Random Notes — Israel and observations
At the Israeli/Jordanian border crossing and reflecting on our sojourn so far with Jordan yet to come over the next few days, it occurs to me that it doesn’t matter if you have just a simple, nodding, and casual acquaintance or are a more serious, church going, chapter and verse, bible or torah believing christian or jew, or perhaps just a live and let live, cultural christian or jew with just a passing familiarity of the history, traditions, people and places of the bible and who has adopted the basic tenets and precepts of christianity and judaism, like the ten commandments, as your lodestar of life, Israel and the Middle East is the place where the entire judeau christian ethos began and forever has been the religious and cultural crossroads of civilisation.
It’s quite an experience walking in the same space and seeing pretty much the same things the way these people from the pages of history would have seen them several millennia ago.
My personal takeout from the last week, walking through the history of Israel and feeling the breath of the ghosts of those that made that history, is that to the extent that history is about dates, places, people and events, it seems to me that the Bible is just as much a history book as it is a book of spiritual enlightenment and many of the the events described (miracles) are simply allegories or metaphors used to explain spiritual truths, not dissimilar to aboriginal dreamtime stories and song lines used to explain and make sense of the inexplicable to those of an ancient civilisation when those things were beyond human understanding or comprehension and before the age of enlightenment, logic, science and reason.
In other words bible miracles, the dreamtime, song lines and even many of the more comparatively recent writings like Aesop’s fables, are literary devices used as a simple way of transmitting cultural and ancestral stories.
In a funny kind of way, the entire experience reminds of the Mark Cohn song, Walking in Memphis, but rather than seeing the ghost of Elvis walking up to the gates of Gracelands, here, in this place, seeing and feeling the spirit of the great men and women of history.
A day in the life and on the road to — The City of David.
Today is another walk through history with a tour of the tunnels underneath The City of David, a stones throw, (pun intended) from the Temple On The Mount and the Herodium, the burial site of Herod the Great, around the time of Jesus.
It’s hard to believe that you’re actually at this place.
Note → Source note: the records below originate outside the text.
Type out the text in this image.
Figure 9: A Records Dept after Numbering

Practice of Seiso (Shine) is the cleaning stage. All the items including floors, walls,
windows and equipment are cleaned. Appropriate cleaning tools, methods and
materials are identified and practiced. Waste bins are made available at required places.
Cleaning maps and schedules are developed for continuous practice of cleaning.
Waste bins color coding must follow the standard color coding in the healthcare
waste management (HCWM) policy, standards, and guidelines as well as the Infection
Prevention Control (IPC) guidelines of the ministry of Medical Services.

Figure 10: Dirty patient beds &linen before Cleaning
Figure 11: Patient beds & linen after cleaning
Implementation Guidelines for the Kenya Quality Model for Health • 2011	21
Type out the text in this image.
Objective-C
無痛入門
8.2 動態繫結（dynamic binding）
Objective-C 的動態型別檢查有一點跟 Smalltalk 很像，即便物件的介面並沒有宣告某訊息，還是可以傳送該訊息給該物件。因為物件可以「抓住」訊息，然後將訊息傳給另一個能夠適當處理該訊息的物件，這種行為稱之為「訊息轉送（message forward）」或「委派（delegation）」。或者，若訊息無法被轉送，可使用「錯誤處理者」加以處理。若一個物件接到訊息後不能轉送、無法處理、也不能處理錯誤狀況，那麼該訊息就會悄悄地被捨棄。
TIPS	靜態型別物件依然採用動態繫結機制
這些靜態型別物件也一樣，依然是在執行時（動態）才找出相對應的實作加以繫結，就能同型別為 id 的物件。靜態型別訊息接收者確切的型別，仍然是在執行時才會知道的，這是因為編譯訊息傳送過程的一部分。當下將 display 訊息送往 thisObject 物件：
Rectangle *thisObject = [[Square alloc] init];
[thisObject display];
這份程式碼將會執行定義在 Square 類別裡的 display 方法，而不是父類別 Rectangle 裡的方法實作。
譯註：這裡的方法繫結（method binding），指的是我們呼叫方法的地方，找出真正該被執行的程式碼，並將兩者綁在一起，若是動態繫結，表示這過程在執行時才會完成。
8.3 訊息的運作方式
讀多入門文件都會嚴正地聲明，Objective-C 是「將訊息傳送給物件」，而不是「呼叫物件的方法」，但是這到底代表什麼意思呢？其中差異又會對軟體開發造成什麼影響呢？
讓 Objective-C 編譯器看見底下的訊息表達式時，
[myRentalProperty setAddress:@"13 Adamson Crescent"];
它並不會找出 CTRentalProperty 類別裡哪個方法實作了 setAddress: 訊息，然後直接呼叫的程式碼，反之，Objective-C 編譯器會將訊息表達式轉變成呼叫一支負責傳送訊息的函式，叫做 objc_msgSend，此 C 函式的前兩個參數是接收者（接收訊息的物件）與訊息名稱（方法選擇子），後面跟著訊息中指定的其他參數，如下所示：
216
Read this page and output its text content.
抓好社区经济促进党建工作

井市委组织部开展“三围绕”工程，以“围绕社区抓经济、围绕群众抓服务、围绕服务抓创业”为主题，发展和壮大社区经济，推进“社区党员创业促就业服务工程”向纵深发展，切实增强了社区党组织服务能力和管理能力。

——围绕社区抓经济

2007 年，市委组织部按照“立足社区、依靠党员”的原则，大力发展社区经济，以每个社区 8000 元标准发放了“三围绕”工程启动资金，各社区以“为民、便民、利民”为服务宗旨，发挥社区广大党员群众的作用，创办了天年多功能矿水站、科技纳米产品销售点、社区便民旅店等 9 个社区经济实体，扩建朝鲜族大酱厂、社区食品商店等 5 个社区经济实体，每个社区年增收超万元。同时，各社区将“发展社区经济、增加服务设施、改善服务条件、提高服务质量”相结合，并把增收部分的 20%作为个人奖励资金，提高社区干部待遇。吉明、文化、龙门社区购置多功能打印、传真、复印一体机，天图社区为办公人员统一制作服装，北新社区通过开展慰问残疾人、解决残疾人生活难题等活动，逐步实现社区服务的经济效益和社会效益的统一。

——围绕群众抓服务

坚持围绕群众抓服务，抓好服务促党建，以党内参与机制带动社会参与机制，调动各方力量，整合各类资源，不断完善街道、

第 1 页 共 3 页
No amount of images or videos can capture the ambience, the scale, the dimension or the history as you walk among the ghosts 2500, 3000 years ago.
Even for me, a Presbyterian farm boy, the wailing wall was quite the life time experience.
The Kidron Valley which is more of a gully conjures verdant and pastoral scenes but neither it or The City of David is the stuff of your average Christmas card and popular imaginings. It’s closer to third world squalor than anything else.
The locals if asked regard themselves as Palestinians (victims) but became Israeli Arabs after the 1967 war with full rights of Israeli citizenships.
Living as they do and regarding themselves as Palestinians first, Arabs second, and Arab Israelis third, it raises the question, where are all the oil wealthy Arab countries like the United Arab Emirates and Saudi Arabia and Jordan, their fellow Arab Muslim brothers? They don’t lift a finger to help and it falls to the West.
I’ve suspected for many decades that the idea is to keep them angry by keeping them illiterate and unemployed with a sense of hopelessness.
Jerusalem was never a capital city of the Arabs or the Palestinians, only the Jews and as with the Temple on the Mount, if the Jews have it the Muslims want it.
The images are random and where relevant I’ve photographed the sign post that gives a thumbnail.
You could spend everyday of a single year here and you still wouldn’t scratch the surface of the archeology or history.